For her debut album ‘Pohorylle’ Margo Cilker has drawn on the experiences gleaned from seven years on the road and at various outposts across the world. The album traverses through the geography of Cilker’s memories, from Oregon to the Basque country, the themes of love and loss are a constant.
Pondering on the dilemma facing many a touring troubadour, both the loving of and the frustration of a life on the road, Cilker contemplates in particular the inevitability that, in this environment, love must ultimately lead to loss and heartbreak.
And it is in this context that Cilker applies her vocal talents to an album that, although broadly country both in feel and sound, has her diverging into varying aspects of the genre. ‘Chester’s’ is a slower ballad that addresses that travelling life “Cos I’ve made my bed on the side of the road, I’ve seen my good friends get married and then feel alone, I’ve seen the drunks in a line at Chester’s, I can’t let myself get lonely no more.”
‘Brother, Taxman, Preacher’ by contrast a has honky-tonk piano and a simple, old-time feel to it while opening track ‘That River’ flows exactly as the title implies. The song features sister and frequent touring companion sister Sarah on background vocals and some exquisite strings from Mirabai Peart.

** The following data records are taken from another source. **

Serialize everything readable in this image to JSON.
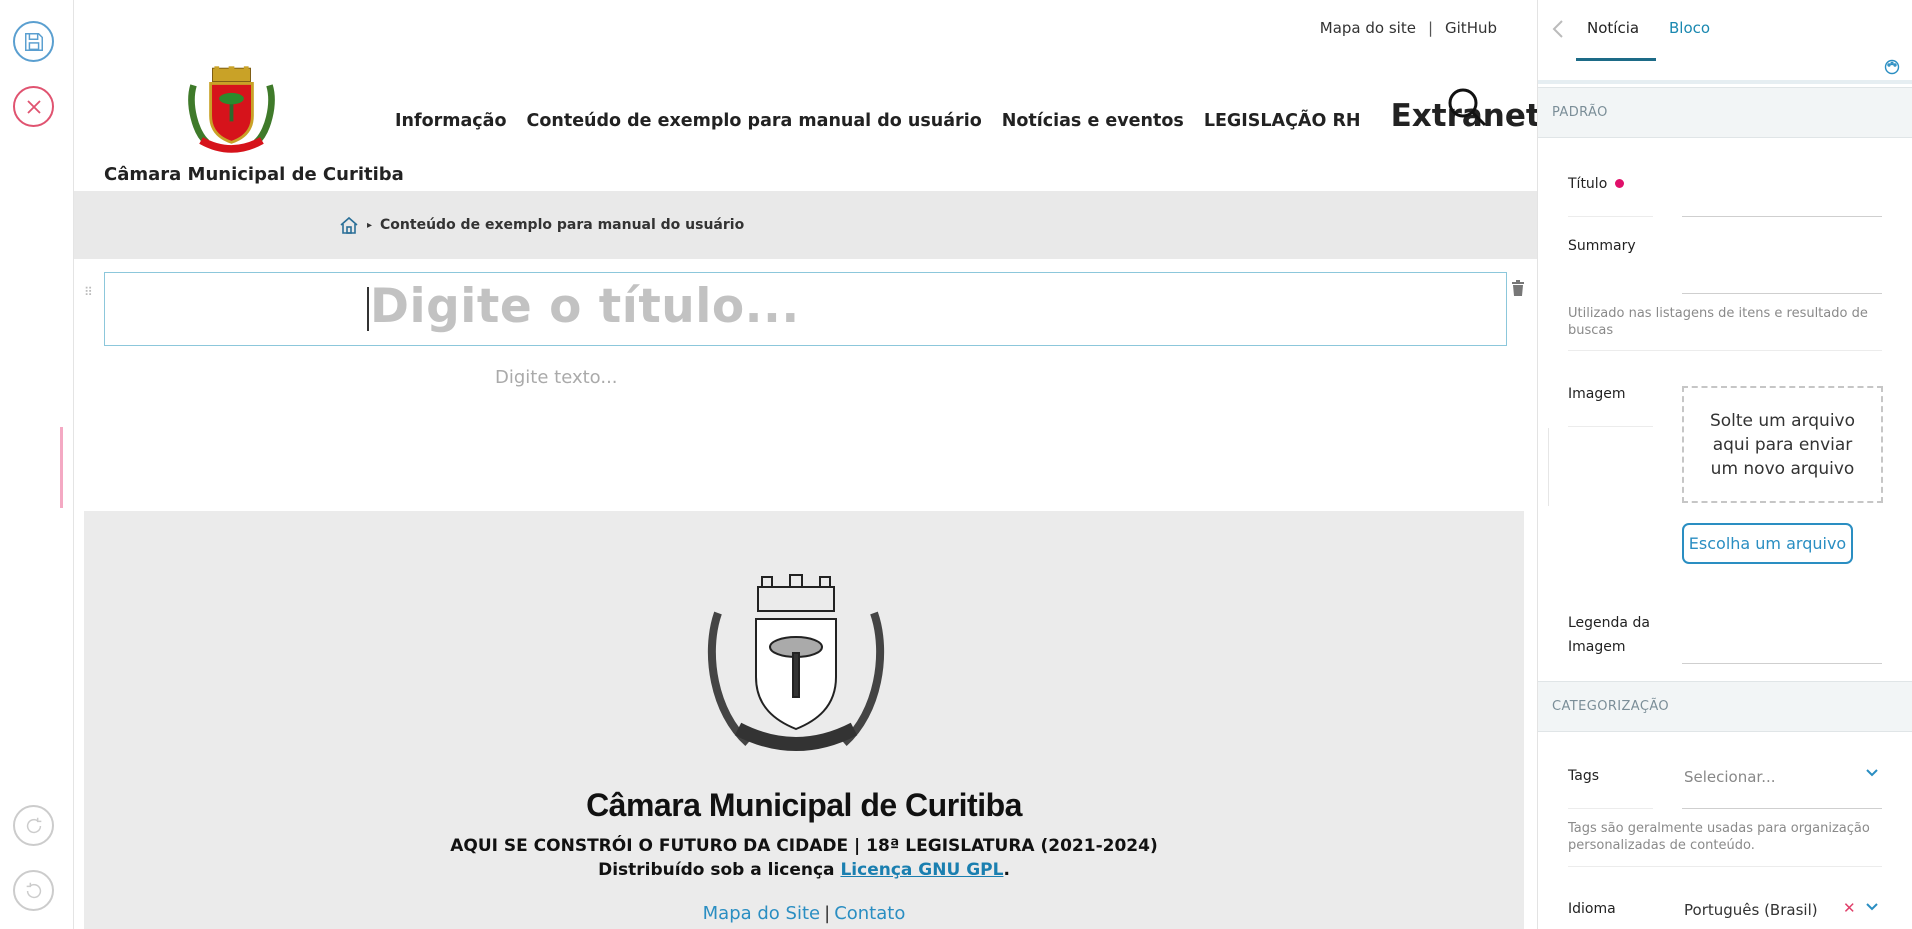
{
  "top_links": {
    "sitemap": "Mapa do site",
    "separator": "|",
    "github": "GitHub"
  },
  "site": {
    "name": "Câmara Municipal de Curitiba"
  },
  "nav": {
    "items": [
      "Informação",
      "Conteúdo de exemplo para manual do usuário",
      "Notícias e eventos",
      "LEGISLAÇÃO RH"
    ],
    "extranet": "Extranet"
  },
  "breadcrumb": {
    "separator": "▸",
    "current": "Conteúdo de exemplo para manual do usuário"
  },
  "editor": {
    "title_placeholder": "Digite o título...",
    "text_placeholder": "Digite texto..."
  },
  "footer": {
    "org_name": "Câmara Municipal de Curitiba",
    "tagline": "AQUI SE CONSTRÓI O FUTURO DA CIDADE | 18ª LEGISLATURA (2021-2024)",
    "license_prefix": "Distribuído sob a licença ",
    "license_link": "Licença GNU GPL",
    "license_suffix": ".",
    "links": {
      "sitemap": "Mapa do Site",
      "separator": "|",
      "contact": "Contato"
    }
  },
  "sidebar": {
    "tabs": {
      "noticia": "Notícia",
      "bloco": "Bloco"
    },
    "section_default": "PADRÃO",
    "section_categorization": "CATEGORIZAÇÃO",
    "fields": {
      "titulo": "Título",
      "summary": "Summary",
      "summary_help": "Utilizado nas listagens de itens e resultado de buscas",
      "imagem": "Imagem",
      "dropzone": "Solte um arquivo aqui para enviar um novo arquivo",
      "choose_file": "Escolha um arquivo",
      "legenda_line1": "Legenda da",
      "legenda_line2": "Imagem",
      "tags": "Tags",
      "tags_placeholder": "Selecionar...",
      "tags_help": "Tags são geralmente usadas para organização personalizadas de conteúdo.",
      "idioma": "Idioma",
      "idioma_value": "Português (Brasil)",
      "idioma_clear": "✕"
    }
  },
  "colors": {
    "accent": "#2a8ec2",
    "required": "#e0106a",
    "cancel": "#e05370",
    "save": "#5a9fd0",
    "footer_bg": "#ebebeb"
  },
  "icons": [
    "save-icon",
    "close-icon",
    "redo-icon",
    "undo-icon",
    "search-icon",
    "home-icon",
    "trash-icon",
    "drag-handle-icon",
    "chevron-left-icon",
    "palette-icon",
    "chevron-down-icon",
    "coat-of-arms-logo"
  ]
}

There is an undoubted new talent on display here but suggestions that the record has nods to Lucinda Williams and Gillian Welch may be a little premature at this stage. That the album has some genuine highpoints is undisputed but the overall feel is a tad uneven and underwhelming in places. That said, producer Sera Cahoone has assembled a strong lineup to accompany Cilker in the studio and that talent, taken alongside a distinctive vocal that is heaven-sent for this genre, results in a highly promising debut.